I have always honored those who serve in the military. I respect the desire of young people who want to serve their country by putting their lives on the line so I can worship and speak freely. What I do not honor are those who use our youth as cannon fodder for the military-industrial complex or for questionable “American assets.”
After spending almost 10 years as rector of a parish in the DC area in which 75% of the parish were either military or veterans, I know the good that our military personnel can do and be in society. But to honor them as a way to address the real and present problems in American society is mere foolishness. And I am angry at the men who wrote Sarah Palin’s copy.
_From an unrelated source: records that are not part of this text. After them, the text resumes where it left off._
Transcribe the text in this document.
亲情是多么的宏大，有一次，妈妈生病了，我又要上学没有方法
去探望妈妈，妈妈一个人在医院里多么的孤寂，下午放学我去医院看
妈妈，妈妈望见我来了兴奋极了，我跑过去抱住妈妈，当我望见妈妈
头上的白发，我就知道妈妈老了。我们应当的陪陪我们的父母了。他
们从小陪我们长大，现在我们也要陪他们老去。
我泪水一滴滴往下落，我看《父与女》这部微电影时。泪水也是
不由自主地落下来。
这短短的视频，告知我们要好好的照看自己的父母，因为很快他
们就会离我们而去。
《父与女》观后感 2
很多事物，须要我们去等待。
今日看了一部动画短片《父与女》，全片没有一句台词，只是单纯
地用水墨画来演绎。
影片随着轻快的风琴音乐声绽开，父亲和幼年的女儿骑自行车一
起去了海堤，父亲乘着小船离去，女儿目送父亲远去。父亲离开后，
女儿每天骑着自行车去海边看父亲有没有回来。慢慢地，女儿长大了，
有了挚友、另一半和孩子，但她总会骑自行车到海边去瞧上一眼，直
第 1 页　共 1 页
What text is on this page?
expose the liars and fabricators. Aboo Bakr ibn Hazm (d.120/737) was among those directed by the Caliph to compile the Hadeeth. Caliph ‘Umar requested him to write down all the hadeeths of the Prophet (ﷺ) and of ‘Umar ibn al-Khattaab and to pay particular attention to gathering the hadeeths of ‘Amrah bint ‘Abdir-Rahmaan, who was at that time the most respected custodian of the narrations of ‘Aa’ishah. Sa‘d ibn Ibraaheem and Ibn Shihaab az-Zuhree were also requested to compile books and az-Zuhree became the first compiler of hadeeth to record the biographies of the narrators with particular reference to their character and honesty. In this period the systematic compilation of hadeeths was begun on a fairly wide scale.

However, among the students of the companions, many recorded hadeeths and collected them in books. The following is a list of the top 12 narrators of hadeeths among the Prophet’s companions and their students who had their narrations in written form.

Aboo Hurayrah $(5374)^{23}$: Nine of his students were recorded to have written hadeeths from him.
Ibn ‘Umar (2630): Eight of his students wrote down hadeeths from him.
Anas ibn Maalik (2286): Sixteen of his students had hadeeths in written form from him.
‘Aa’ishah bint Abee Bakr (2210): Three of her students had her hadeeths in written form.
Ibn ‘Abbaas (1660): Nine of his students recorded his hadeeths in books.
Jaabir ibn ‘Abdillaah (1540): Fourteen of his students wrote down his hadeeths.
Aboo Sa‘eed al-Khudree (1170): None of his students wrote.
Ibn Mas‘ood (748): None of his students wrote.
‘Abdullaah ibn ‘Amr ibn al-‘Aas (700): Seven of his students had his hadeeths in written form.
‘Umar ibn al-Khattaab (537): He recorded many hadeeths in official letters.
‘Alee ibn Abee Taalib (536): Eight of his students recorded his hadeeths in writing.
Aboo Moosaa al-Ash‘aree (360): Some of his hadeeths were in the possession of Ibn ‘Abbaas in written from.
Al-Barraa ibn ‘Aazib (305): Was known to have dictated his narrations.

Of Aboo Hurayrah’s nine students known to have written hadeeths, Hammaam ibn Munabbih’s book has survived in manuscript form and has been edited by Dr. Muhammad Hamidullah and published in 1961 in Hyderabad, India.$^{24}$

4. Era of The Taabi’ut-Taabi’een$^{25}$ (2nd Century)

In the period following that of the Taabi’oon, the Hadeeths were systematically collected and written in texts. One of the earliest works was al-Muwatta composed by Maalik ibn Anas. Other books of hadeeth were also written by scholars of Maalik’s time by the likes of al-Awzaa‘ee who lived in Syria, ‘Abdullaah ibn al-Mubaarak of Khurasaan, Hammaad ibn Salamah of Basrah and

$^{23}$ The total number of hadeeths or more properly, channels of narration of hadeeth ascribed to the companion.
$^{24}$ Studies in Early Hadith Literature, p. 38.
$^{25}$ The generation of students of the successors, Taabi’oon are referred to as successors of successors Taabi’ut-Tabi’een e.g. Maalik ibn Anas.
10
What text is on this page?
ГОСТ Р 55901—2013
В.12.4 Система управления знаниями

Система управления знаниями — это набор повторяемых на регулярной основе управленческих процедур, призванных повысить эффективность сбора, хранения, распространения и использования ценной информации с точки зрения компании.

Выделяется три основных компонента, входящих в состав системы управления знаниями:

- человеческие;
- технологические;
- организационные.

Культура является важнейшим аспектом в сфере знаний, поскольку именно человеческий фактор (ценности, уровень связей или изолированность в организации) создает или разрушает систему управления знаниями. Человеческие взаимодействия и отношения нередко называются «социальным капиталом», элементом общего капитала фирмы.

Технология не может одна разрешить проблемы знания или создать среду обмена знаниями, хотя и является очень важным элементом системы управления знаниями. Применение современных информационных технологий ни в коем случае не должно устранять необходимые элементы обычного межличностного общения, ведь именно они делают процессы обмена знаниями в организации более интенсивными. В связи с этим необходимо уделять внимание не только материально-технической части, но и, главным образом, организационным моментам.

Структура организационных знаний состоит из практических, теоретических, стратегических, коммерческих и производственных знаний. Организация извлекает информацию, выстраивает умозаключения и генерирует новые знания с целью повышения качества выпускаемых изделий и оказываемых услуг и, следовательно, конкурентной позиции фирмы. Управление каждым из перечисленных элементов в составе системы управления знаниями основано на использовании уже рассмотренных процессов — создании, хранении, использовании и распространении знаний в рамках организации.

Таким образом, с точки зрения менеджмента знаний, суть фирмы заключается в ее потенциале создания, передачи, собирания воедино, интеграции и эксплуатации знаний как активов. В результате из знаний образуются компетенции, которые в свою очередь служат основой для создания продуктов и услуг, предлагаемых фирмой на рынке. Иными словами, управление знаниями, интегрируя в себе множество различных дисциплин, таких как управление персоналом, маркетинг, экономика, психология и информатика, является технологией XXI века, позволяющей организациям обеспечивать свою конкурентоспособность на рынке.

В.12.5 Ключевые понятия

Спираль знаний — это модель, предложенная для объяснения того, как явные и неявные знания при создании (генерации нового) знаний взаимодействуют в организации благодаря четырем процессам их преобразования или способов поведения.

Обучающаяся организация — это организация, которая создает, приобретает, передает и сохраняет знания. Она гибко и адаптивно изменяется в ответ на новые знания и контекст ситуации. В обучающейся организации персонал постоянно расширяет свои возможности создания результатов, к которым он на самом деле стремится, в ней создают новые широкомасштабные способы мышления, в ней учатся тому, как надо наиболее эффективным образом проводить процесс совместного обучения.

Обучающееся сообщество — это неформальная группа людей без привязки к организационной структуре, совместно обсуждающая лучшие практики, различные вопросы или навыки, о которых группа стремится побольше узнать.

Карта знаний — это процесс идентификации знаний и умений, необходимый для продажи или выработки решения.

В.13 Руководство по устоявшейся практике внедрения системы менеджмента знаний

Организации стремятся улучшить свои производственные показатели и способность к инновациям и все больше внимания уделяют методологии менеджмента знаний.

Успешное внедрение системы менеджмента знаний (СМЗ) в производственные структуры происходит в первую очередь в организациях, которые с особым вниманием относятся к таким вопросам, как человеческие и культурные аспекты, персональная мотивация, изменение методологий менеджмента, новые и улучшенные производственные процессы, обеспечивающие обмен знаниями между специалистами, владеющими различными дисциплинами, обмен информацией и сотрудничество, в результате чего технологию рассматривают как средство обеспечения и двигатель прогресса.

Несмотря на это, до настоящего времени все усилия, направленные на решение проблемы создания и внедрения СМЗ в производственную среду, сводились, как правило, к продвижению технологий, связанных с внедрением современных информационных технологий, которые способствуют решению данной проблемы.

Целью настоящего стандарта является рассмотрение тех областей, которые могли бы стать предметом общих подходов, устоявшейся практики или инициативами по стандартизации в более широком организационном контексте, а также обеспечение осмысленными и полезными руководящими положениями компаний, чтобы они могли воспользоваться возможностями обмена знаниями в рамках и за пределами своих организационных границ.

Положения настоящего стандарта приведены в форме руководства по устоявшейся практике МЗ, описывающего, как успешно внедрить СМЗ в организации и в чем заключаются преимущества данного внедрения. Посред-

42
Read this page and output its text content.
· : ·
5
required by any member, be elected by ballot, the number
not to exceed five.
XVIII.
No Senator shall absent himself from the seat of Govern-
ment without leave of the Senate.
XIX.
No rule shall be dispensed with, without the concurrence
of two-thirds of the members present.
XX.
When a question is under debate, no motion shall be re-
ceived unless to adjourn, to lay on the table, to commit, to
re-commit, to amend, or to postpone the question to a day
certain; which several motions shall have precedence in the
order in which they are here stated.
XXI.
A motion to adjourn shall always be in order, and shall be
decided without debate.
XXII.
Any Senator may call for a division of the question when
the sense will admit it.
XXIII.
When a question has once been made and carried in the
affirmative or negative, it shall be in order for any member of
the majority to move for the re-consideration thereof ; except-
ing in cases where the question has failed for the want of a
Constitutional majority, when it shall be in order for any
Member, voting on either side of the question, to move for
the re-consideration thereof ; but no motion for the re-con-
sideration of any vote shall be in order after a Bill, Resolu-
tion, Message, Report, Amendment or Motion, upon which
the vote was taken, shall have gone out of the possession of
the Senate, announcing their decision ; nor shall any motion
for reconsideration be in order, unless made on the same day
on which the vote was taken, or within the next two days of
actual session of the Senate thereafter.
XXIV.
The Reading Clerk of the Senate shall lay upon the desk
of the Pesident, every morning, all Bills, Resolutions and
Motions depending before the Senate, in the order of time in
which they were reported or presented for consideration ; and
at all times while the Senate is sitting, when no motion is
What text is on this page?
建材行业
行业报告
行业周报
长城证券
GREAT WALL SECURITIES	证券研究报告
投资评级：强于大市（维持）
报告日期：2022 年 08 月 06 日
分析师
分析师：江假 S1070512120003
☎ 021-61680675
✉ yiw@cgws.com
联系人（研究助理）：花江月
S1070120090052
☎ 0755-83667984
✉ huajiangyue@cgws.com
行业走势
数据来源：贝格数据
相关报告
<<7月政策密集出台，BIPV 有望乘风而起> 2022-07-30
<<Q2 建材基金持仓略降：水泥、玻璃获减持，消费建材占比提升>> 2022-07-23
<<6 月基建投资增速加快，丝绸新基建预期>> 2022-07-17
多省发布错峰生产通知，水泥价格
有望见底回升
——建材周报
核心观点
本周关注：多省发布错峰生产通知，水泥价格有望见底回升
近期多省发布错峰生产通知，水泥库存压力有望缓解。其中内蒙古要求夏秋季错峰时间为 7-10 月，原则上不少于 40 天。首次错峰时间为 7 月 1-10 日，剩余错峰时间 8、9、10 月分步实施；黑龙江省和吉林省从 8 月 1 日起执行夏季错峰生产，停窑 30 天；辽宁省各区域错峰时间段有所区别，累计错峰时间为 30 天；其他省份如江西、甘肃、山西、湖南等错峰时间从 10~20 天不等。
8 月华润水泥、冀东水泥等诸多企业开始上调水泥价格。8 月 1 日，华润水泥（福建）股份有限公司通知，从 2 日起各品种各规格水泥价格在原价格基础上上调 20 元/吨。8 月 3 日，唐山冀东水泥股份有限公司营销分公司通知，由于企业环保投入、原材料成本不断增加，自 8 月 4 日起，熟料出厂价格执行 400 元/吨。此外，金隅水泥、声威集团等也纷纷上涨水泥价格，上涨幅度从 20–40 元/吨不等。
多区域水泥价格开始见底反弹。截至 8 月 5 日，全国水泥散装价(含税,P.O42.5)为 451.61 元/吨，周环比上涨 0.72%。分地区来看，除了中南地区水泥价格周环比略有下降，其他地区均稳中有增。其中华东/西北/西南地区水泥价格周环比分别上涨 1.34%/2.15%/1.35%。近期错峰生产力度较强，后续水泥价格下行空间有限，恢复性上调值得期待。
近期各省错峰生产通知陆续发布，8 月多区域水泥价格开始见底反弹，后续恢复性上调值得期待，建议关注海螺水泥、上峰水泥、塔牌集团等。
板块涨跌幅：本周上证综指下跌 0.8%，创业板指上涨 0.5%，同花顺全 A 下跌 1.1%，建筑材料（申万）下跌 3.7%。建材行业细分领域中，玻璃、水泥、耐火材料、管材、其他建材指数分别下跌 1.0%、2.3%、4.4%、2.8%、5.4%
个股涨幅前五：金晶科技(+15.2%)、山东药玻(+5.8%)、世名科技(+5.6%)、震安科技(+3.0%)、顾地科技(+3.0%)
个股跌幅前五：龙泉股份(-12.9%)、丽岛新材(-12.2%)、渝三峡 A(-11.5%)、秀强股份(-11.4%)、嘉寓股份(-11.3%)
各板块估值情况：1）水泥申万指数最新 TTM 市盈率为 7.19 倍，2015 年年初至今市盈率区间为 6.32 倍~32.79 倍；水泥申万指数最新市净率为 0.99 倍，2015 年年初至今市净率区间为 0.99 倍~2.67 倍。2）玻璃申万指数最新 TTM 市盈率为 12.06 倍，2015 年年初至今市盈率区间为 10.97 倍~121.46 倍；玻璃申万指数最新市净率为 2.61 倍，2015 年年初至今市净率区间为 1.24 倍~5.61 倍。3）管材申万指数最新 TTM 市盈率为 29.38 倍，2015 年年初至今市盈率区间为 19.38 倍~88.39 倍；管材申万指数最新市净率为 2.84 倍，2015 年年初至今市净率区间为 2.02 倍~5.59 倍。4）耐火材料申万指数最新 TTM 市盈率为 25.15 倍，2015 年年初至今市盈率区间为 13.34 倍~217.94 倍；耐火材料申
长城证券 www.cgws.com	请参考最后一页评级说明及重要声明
That kind of American pie rhetoric which is often served up as patriotism pales in her hands. It makes her look like an idiot and I don’t believe she really is.
The financial crisis that Obama is supposed to have straightened out in less than two years in office was the result of decades of financial deregulated mismanagement. It won’t work out in a mere 18 months. And an American populace that cannot understand that cannot understand the real significance of our young people who are serving their country in Iraq and Afghanistan. There is a significant number of Americans who somehow believe that this nation is above the normal ebb and flow of history—that we don’t deserve to feel the consequences of mismanagement, or poor leadership. We can have rallies on the Mall and make it better rather than buckling down and doing the hard work of figuring out where we have failed in being good neighbors to one another and the world, where we have thrown money at problems that have never ceased, and where we have mocked the US Constitution by claiming that property is more important than our people.
Waking up to Sarah Palin is enough to set my day awry. Now I need to spend some time with Coffee, not tea, and God to get my soul centered.
1 comment:
Thank you. So well said. I really appreciate this.